Corona vaccination: Spahn defends his policy, also admits mistakes

In Spahn’s government declaration on vaccination, self-critical tones were only heard occasionally.

picture alliance / dpa | Kay Nietfeld

It is a crucial phase in Jens Spahn’s (CDU) political career. The Federal Minister of Health made a name for himself as a determined crisis manager during the corona pandemic and has thus become one of the most popular German politicians. Now, of all times, when the start of the vaccination campaign, the sharpest sword to fight the pandemic is in the hands of doctors and nurses, this image is cracking.

That’s why Spahn goes on the offensive. In the Bundestag he made a government statement on Wednesday to start vaccination in Germany. It is the first item on the agenda in the new year. The Minister steps up to the lectern wearing an FFP2 mask. “We have been in an exceptional situation for months,” says Spahn, first looking back at year one of the corona pandemic, for example when the German Armed Forces flew German citizens from Wuhan at the beginning of February 2020 and quarantined them in a barracks. “Hardly anyone could imagine what that means,” commented Spahn in the Bundestag.

From spring, the pandemic expanded into the greatest crisis of the post-war period. “It has never been so difficult to weigh up alternatives,” says Spahn, describing his own work, adding: “Whoever governs has to explain himself.”

The coalition partner also recently called for an explanation. Instigated by their candidate for Chancellor Olaf Scholz, who is finance minister with Spahn in the cabinet, the SPD-led federal states slapped the health minister with a list of questions about the start of vaccination. To this day it has not been answered. There are legitimate questions in this, but the fact that the SPD is presenting the coalition partner in this way was interpreted as an election campaign maneuver against the most popular minister of the CDU. Because even though it took Spahn’s ministry a long time last year to buy protective equipment or to develop a conclusive test strategy, this did not seem to damage its image. Only the vaccination issue sticks and seems to be pulling its popularity down. So the SPD maneuver was certainly precisely calculated. Finally, there is still a chance that Spahn will run as a candidate for chancellor against Scholz.
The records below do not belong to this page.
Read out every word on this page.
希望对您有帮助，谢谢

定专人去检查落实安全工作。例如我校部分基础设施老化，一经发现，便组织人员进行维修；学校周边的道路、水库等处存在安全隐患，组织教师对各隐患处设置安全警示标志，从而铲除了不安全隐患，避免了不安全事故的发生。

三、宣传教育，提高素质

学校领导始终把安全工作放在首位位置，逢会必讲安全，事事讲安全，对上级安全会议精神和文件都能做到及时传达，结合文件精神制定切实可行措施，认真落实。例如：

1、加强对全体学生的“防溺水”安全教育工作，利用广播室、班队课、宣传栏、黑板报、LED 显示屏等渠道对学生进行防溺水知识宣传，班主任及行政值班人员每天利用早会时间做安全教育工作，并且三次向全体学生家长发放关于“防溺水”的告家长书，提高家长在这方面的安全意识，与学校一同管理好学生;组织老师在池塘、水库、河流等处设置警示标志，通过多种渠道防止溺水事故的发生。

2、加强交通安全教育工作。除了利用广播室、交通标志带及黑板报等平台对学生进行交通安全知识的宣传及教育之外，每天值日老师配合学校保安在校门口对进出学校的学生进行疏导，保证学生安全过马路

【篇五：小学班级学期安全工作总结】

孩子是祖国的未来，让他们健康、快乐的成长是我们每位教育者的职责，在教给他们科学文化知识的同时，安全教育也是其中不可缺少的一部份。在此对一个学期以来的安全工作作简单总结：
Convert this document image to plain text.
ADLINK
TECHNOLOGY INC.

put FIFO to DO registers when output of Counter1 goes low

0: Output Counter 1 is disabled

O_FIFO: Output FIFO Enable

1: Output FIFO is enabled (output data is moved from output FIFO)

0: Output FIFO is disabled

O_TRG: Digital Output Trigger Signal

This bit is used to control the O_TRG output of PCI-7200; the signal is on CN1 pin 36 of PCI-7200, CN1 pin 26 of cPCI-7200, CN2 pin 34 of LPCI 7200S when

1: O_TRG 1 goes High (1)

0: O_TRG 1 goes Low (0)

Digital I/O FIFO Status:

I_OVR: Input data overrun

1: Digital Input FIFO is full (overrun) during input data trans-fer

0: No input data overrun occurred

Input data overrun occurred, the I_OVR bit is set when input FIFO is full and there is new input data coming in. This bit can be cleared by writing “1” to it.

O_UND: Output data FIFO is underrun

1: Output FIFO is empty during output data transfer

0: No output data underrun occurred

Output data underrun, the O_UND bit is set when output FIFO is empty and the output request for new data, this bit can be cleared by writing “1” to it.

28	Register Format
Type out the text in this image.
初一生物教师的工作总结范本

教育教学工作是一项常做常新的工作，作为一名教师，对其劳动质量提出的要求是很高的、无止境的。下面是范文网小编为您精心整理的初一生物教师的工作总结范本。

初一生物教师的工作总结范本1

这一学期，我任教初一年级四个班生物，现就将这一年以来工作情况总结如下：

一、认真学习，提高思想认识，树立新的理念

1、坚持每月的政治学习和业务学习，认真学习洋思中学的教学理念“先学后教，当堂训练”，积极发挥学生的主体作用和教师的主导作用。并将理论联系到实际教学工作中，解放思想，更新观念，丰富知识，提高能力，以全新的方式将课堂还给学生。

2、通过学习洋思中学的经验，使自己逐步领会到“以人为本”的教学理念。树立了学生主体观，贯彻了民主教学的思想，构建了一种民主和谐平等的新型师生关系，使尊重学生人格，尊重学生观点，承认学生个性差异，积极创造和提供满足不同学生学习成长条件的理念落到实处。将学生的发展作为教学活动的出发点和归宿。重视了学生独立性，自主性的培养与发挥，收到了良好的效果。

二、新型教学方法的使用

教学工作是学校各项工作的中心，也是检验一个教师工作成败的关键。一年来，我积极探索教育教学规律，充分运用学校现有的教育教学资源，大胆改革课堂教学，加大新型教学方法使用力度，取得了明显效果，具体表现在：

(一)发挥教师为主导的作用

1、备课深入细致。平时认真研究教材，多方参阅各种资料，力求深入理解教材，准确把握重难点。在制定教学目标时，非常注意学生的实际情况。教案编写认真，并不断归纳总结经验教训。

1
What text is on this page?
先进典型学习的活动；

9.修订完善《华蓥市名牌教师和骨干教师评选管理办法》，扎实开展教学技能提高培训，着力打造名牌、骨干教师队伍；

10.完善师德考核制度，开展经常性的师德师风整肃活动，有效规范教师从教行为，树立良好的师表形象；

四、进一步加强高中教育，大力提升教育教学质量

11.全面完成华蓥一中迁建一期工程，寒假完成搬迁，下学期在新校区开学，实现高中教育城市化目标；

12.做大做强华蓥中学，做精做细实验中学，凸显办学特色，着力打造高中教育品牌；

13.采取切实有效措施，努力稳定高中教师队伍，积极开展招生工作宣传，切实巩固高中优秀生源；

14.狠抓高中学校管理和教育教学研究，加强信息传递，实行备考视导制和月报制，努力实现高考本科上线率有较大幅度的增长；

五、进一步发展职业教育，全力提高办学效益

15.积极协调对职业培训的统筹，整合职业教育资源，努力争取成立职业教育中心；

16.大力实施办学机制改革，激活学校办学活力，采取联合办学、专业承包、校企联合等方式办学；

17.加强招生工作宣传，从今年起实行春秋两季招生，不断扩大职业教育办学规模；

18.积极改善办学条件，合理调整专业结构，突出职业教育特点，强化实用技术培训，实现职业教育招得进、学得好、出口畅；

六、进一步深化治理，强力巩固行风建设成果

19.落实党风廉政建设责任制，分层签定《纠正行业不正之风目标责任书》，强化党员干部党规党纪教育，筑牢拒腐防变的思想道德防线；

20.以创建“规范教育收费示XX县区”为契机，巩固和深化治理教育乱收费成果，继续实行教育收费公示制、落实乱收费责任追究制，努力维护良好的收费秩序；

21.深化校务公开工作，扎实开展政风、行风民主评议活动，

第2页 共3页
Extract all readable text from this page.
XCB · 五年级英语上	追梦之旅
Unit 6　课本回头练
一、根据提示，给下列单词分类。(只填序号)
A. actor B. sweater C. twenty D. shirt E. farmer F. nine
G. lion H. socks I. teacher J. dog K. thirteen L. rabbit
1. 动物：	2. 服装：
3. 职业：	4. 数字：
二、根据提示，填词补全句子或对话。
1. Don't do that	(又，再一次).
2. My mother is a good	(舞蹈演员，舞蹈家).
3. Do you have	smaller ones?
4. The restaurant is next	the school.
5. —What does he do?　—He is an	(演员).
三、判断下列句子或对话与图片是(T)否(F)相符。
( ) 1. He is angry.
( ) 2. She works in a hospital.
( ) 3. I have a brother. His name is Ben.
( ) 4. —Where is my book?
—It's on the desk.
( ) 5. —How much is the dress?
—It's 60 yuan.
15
In the Bundestag, Spahn then vehemently defended that vaccine procurement had been approached on a European basis and received repeated applause for this. “Going the European route during the pandemic is in the German national interest,” said Spahn. Getting through this crisis together will strengthen Europe. Even in future crises, the countries of Eastern and Southern Europe should look to Brussels for help and not to Beijing or Moscow.

Spahn hides the sharpest point of criticism

The fiery appeal for the European way is not without irony. After all, it is rumored in the government district that first Chancellor Angela Merkel (CDU) had to convince Spahn emphatically about the common European approach.

So did Spahn do everything right? “Not every decision in the past few months has been right,” he said. “We learn from this.” Of course, it jerks in the biggest vaccination campaign in history.

With the sharpest accusation that Spahn had turned down an early option to 200 million more doses of the Biontech vaccine, Spahn replied: The reason for the shortage of the vaccine is the lack of production capacity, not the order quantity. Spahn does not mention that the company might have built up production capacities faster with a larger order.

Instead, the minister tried to inspire confidence at the end of his speech. “We can probably make every German a vaccination offer in the summer.” A promise that he will have to be measured by in a few months.

Regarding the ongoing lockdown and the restrictions, he said: “This is bitter medicine.” But now we have to go through it together. After much terrible news in the past year, there will also be good news in 2021. He has a clear goal in mind for this year: “To regain our health security and our social freedom.”

FDP boss Lindner: “Logistics and speed are shameful”

After Spahn, the AfD member Sebastian Munzenmaier spoke first. He criticized the lockdown policy and called for greater protection for risk groups. Amira Mohamed Ali, parliamentary group leader of the Left, said: “There is chaos in the allocation of vaccination appointments.” She expects the minister not to hide behind the responsible federal states, but to find a solution together. FDP leader Christian Lindner complained about the poor preparation of the vaccine. “The logistics and speed are embarrassing,” he says.

The SPD held back with further criticism against Spahn. Group vice-chairman Bärbel Bas said the SPD’s list of questions to the minister was “not an election campaign noise”, but a constructive proposal to improve and accelerate procedures and processes. Then you could have clarified that internally, some might think.

What’s next for Spahn? The main decision will be whether the number of 750,000 people vaccinated to date will be quickly added in the coming weeks and the problems with appointments and delivery will be eliminated. If so, then the bumpy vaccination start could only have been a small damper for the minister. If not, Spahn’s star threatens to decline on the straight line of the pandemic.